‘’Study the greats and become greater.”
– Michael Jackson
Growing up in the late eighties, Michael Jackson was my favorite pop star. I was always fascinated by the way he moved, sang and performed… he was electric, a magician! There has never been an entertainer like MJ, he achieved mastery in so many different art forms. He took his natural ability to a level rarely seen before or since in music and I wanted to capture this legendary creative ability in paint. In my eyes Billie Jean is the definitive pop performance, it is perfection – the shimmering jacket, glove, socks and hat are iconic. My aim with this series of paintings is to depict the genius and magic of MJ at his highest peak.
As a musician and performer, MJ was ahead of his time, he understood the importance of visuals and iconography better than almost all of his contemporaries. I wanted to create two contrasting series based around what I believe is his best performance, Billie Jean, and his greatest video, Smooth Criminal. Initially it started off as a small project and then quickly evolved into twenty four pieces, twelve paintings for each series. I used the idea of repeating scenarios yet each time showing different key moments to depict the evolving stages of his dance moves and arranged them into triptychs (four lots of three paintings in each series). This is similar to a concept album, with each painting comparable to a different song riffing on the same initial subject matter.
Although painting celebrities these days is often classed as fan art, deemed less ‘creative’ and ‘unoriginal’ compared to a lot of other subjects, I was not deterred.
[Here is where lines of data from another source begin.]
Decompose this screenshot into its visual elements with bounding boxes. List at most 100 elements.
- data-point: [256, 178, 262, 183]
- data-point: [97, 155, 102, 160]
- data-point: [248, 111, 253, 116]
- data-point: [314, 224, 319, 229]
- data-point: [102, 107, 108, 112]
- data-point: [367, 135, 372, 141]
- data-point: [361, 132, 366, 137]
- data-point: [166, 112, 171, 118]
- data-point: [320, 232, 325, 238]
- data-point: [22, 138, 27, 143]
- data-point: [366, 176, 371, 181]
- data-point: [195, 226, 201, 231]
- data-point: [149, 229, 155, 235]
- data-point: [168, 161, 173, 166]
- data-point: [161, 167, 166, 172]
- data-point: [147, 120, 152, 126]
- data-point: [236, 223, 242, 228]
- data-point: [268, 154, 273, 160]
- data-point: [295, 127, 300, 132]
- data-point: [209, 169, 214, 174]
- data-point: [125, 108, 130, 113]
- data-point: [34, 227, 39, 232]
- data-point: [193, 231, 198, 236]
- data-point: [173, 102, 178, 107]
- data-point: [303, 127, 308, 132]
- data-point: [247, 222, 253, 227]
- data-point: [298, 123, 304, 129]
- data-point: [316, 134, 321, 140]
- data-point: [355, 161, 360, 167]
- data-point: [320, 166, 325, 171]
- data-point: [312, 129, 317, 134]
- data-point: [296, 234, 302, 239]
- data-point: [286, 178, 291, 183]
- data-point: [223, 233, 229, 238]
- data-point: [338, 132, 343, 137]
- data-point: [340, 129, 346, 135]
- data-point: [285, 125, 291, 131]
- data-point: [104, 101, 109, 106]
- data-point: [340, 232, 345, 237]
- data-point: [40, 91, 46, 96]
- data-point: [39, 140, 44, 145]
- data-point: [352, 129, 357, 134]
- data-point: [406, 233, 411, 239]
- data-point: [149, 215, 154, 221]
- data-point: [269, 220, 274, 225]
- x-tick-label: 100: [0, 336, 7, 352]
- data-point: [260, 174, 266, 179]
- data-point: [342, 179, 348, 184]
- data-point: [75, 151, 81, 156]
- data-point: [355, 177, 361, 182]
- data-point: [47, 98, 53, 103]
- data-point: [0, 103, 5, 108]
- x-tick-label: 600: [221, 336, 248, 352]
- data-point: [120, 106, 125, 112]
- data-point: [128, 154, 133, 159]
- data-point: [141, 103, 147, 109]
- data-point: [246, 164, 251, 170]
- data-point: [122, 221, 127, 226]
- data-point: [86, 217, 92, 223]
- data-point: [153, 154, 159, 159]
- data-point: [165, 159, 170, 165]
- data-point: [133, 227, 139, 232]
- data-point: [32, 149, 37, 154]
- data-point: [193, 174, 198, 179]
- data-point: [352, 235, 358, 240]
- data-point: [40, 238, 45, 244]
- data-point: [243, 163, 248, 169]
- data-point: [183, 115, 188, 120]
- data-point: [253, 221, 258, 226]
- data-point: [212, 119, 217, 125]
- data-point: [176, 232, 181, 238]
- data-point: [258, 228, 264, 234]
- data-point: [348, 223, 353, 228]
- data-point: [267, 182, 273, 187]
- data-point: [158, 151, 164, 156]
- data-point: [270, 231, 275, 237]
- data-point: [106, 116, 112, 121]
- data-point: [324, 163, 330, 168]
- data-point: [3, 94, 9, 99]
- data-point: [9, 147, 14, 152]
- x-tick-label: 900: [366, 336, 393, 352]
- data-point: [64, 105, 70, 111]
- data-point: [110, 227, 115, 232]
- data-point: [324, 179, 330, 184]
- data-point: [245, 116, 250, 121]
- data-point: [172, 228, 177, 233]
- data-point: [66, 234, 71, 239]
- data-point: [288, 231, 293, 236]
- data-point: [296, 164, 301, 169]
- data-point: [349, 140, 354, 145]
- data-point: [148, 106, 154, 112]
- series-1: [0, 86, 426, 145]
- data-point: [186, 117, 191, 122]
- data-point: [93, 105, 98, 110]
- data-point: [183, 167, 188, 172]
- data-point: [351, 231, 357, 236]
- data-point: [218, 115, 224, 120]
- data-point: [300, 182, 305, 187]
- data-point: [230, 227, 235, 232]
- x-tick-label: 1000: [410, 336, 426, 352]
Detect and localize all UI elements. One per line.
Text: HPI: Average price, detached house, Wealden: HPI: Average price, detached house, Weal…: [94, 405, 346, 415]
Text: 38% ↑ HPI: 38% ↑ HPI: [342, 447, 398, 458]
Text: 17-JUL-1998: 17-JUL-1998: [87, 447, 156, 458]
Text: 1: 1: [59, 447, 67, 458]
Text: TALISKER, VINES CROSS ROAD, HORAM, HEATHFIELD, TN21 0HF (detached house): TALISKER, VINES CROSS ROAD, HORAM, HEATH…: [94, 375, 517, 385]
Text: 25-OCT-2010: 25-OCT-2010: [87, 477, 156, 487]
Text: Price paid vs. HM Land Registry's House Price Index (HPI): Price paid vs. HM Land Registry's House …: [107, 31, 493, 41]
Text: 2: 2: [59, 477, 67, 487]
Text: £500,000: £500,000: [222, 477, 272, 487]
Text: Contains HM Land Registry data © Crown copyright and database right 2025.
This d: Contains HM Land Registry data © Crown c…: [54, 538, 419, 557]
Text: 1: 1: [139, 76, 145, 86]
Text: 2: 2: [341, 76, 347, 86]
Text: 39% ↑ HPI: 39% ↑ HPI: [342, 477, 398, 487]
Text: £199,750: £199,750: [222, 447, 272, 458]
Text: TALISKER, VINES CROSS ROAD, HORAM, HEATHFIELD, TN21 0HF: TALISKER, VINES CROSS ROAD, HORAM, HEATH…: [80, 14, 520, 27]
This type of work is the natural progression for me considering my influences and after all it never hurt Warhol – If he could ‘get away with’ thirty two soup cans then anything goes. Being a pop culture fanatic what better place to start than with the King of Pop himself! The Billie Jean performance is simple yet complex, it has that sense of fear and passion, the darkness and light mirroring MJ’s own polarity. The frustrated energy in his vocals is matched by his face hidden in the shadows and behind the iconic fedora hat. I focused on capturing these elements on top of his signature dance moves and actions, generating that effect of emotion and movement on the canvas. A few of the paintings are verging in part on abstraction and in those pieces I just wanted to give the idea of MJ’s aura and soul…
Capturing feeling and emotion was far more important to me than creating photorealistic work. Whilst painting I decided not to focus too much on ‘technique’ because in the past my perfectionism has been a source of frustration. As shown by one of the biggest artists in the world working predominantly with stencils, there are more important aspects to art apart from technique and style! However, even though I pushed myself hard at times, I intentionally left certain parts with a rougher style. My philosophy is to create first and then figure out the rest later – even if it doesn’t follow current trends or market demand. Although I want my work to connect with people, it is also about striking a balance between making evocative art and at the same time working fluidly – the process of creation is just as important to me as the finished product.
For this project I wanted to get back to when I was a kid – having fun, drawing and scribbling all day. Even though I had primarily painted with oils before, I needed to develop a more efficient way of working due to the large workload, so I chose to use acrylics to take advantage of their quick drying times. Working with a rapid technique was a skill I developed when I was younger which allowed me to improve at a faster rate and although it took me a while to adjust to working with acrylics once again, I was soon up and running. I quickly discovered that acrylics were also far more effective way of transferring my vision to canvas and as I worked on the paintings I made sure to apply the same tricks and techniques to all twenty four pieces of work simultaneously – something that would have taken a lot longer working with oils. While painting each day I’d turn up MJ’s greatest hits to get myself in the zone and further reignite the artistic energy I had as a child.
In my mind I was transported back to that golden era – those days in the 80’s when MJ revolutionised music. Although at times I felt like I had bitten off more than I could chew, I would remind myself of the epic work rate that Michael possessed and I would be re-inspired. He was the hardest working man in music back in his peak years – that is the key lesson I have learnt from studying him. Natural ability is only a small part of the equation and will only take you so far… you need to consistently keep working hard, refining and expanding your skills. I can’t wait to finally exhibit all twenty four paintings at my first solo exhibition later on this year, hopefully the work will allow the viewer to relive MJ’s limitless energy and showmanship. Michael’s legacy and influence lives on, his spirit is still burning bright. As they say, legends never die – long live the king!